Self-reinforced polymeric composite materials are materials where both the reinforcement and matrix are in the same family of thermoplastic materials and therefore have an advantage in recycling after their end-of-life. Due to the relative homogeneity, the system allows to achieve excellent interfaces between the matrix and reinforcement, which is often not possible in conventional composites. While various studies have been conducted with different composite manufacturing methods, in situ generation of a fibrillar minor phase morphology with the fibrillation process has potential to improve the self-reinforced polymeric composite technology. The extremely large interfaces from the fine physical network structure of the minor phase in the matrix would be able to maximize the effects generated from perfect interfaces guaranteed from the homogenous self-reinforced composite system. Furthermore, a large temperature processing window of self-reinforced polymeric composites can expand the versatility of the processing route.

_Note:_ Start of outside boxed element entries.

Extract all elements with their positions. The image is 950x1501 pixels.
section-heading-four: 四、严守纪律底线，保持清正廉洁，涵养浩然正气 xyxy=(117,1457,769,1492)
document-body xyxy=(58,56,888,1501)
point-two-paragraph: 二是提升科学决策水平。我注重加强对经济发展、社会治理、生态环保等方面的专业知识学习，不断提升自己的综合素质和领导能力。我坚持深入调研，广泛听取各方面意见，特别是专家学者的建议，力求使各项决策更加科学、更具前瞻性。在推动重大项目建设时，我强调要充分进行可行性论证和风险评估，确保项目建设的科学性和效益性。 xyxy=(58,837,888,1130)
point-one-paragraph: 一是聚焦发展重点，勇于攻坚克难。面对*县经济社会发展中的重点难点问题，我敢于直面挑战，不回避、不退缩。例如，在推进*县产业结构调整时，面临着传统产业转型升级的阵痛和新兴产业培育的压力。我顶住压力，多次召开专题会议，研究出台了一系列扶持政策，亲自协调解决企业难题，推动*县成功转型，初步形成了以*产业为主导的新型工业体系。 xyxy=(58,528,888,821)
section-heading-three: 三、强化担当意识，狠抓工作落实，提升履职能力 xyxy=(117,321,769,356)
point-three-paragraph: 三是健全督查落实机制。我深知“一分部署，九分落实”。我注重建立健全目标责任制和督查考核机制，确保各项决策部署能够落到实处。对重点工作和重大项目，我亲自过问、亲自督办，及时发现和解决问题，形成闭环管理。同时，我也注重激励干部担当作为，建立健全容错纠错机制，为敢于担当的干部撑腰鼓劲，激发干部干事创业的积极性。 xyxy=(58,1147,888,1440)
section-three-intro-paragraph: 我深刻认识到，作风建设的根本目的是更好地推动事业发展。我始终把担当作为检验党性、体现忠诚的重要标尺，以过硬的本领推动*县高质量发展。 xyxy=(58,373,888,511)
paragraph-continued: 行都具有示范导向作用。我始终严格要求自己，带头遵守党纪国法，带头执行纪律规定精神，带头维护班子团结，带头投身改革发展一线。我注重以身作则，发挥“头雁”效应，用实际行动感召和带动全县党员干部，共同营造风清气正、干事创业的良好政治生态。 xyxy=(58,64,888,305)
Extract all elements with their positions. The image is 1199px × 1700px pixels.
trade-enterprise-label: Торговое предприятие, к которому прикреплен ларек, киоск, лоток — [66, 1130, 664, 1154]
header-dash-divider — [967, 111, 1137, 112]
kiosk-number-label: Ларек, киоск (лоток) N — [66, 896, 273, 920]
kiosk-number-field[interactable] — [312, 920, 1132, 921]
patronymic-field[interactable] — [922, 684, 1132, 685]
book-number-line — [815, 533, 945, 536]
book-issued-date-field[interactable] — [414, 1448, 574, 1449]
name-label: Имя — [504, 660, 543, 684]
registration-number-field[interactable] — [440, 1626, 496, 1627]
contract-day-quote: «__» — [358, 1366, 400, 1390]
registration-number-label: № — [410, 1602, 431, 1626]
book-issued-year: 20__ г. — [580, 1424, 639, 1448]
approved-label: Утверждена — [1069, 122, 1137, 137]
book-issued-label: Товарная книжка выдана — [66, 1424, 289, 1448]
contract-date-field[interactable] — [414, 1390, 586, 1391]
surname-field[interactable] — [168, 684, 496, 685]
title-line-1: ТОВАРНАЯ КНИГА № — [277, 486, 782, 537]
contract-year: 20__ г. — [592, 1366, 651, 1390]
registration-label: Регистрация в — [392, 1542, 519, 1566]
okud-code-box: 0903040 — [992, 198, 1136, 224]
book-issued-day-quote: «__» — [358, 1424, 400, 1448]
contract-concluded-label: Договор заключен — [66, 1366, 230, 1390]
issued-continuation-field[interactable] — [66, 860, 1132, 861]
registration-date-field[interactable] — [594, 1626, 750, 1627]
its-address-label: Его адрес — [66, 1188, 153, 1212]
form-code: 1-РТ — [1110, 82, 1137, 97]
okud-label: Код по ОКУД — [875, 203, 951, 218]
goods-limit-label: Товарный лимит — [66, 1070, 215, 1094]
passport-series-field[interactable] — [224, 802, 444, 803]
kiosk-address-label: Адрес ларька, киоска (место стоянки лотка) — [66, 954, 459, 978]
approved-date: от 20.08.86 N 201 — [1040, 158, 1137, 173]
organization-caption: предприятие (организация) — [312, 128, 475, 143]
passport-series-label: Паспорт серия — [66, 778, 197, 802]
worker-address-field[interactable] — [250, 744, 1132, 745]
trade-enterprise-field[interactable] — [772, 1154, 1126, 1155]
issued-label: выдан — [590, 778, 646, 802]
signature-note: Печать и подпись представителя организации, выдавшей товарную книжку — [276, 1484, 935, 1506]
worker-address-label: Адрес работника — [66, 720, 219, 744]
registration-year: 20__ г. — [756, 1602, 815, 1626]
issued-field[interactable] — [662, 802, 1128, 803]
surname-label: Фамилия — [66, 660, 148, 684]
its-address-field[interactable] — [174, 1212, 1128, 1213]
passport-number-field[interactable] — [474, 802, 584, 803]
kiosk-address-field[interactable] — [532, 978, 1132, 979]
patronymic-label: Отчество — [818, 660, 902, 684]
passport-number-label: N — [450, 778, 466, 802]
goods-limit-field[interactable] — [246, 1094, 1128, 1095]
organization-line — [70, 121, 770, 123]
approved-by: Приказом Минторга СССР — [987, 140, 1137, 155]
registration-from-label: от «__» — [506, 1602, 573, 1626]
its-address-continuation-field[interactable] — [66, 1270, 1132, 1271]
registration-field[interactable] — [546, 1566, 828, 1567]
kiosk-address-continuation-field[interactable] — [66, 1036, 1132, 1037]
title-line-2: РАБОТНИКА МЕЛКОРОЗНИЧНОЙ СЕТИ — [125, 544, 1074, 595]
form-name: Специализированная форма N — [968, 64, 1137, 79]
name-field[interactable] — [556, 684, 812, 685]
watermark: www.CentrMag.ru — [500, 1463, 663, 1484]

This thesis shows that the fibrillation process is highly beneficial to improve mechanical and rheological properties of the cyclic olefin copolymer (COC), polypropylene (PP) and polyethylene terephthalate (PET) self-reinforced polymeric system. In addition, fibrils in the matrix also enhance the foam properties of linear polymer matrix while maintaining high recyclability of the self-reinforced polymeric composite. The improvement of foam properties further leads to decrease thermal conductivity.